My question for the writer is “Why?” You make that statement but give no supporting rationale. Why should the U.S., of all developed Western nations, be unique in that manner? What is so drastically different between Canada and the U.S. that single-payer can work (and work quite well, as many Canadian acquaintances have assured me over the years) there, while it would be doomed to fail here?

And just what is the actual “value added” to our health care system that is brought to the table by the insurance companies? I’d love to be illuminated on that point. Is it more efficiency or the avoidance of fraud? Well, actually, a number of studies have shown the opposite — that is, that Medicare and Medicaid spend less on administration and lose less to fraud than do private health insurance plans.

So I’m awaiting illumination on the questions of what is unique in the U.S. that would prevent single-payer from working here? And what is the essential value added of private health insurance in this country that could not be achieved by a stepped-up “Medicare for all” plan?

John Ewan, Falcon Heights

 

SEX OFFENDER PROGRAM

Editorial displayed naiveté of appeals-court process

I don’t know who wrote the Dec. 29 Star Tribune editorial and how it passed logical muster into print (“Sex offender ruling requires explanation”). But it is entirely common for intermediate federal appeals court rulings staying the effect of a lower-court ruling to, in fact, not delve into the facts of the underlying case or to justify or explain its “rationale” for the intermediate decision.
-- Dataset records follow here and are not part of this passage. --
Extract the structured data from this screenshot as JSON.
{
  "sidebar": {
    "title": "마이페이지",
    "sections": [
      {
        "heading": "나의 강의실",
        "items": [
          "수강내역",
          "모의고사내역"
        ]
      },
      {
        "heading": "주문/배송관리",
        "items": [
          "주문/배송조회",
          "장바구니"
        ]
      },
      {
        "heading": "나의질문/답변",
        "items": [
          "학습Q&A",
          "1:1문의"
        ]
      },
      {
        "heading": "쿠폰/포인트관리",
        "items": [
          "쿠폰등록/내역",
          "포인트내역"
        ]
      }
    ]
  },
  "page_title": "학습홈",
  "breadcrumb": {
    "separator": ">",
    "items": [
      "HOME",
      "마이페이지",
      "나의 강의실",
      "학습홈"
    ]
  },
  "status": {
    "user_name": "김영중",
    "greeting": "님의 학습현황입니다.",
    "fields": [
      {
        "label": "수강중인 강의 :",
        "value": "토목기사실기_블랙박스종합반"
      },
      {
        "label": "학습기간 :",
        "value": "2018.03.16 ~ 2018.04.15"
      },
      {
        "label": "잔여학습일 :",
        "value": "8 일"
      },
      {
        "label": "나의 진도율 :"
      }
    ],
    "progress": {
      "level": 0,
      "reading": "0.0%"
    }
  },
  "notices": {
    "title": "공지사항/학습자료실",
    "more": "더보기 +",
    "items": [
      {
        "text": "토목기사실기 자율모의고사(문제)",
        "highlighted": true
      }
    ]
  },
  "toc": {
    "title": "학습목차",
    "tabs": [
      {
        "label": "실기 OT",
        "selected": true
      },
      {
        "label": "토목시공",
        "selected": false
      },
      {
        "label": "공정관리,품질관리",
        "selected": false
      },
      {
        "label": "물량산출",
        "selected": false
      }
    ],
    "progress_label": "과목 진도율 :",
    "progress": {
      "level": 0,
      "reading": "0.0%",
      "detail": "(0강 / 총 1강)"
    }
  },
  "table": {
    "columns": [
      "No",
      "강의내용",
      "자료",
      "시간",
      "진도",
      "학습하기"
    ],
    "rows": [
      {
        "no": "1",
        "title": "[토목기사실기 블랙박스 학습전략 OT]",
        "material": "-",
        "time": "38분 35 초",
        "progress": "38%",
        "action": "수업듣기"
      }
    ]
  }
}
Such an explanation would only be forthcoming if the appeals court had overturned the lower-court decision. The court simply and rightly set a date to hear arguments in order to further decide the case.

That is so common, that the naiveté exhibited in the editorial is overwhelmingly unbelievable. What’s going on there?

Michael Driscoll, St. Paul

 

PHYSICIANS

I’m not seeing any burnout — just calm, efficient doctors

Two reactions regarding the article on physician burnout (“Physicians are burning out, and patients must rally around them,” Dec. 30).

First, I have seen more benefits than downsides to electronic data entry. A nurse or technician enters all of the routine stuff, so physicians can simply review it and focus on the task at hand. My most senior physician brings a scribe with him to take notes so that he and I can talk without him doing note taking. Electronic records are easily shared among physicians — eliminating duplicate testing. I have never felt over- or undertested. I have never felt rushed. I’ve noticed another change in physicians over the decades. Very fit physicians. They walk the talk. I’m guessing that many reduce stress by working out.

Second, I am on Medicare and have a supplemental plan. I have found both to be very efficient. One thing about the supplemental plan and others with negotiated rates is this. The statement reads: amount billed, amount allowed by X insurance provider, provider responsibility, X insurer paid, you owe. What is it with these negotiated fees? Why is it that a provider would bill a person without insurance the full rate and get paid significantly less by an insurance company? Because they are guaranteed that payment? Maybe the person without insurance could afford to pay the negotiated rate.

If any of my physicians are feeling burned out, I’ve seen no evidence of it. Calm, well-run front offices. On time (with the exception of surgeons, who often have emergencies come up).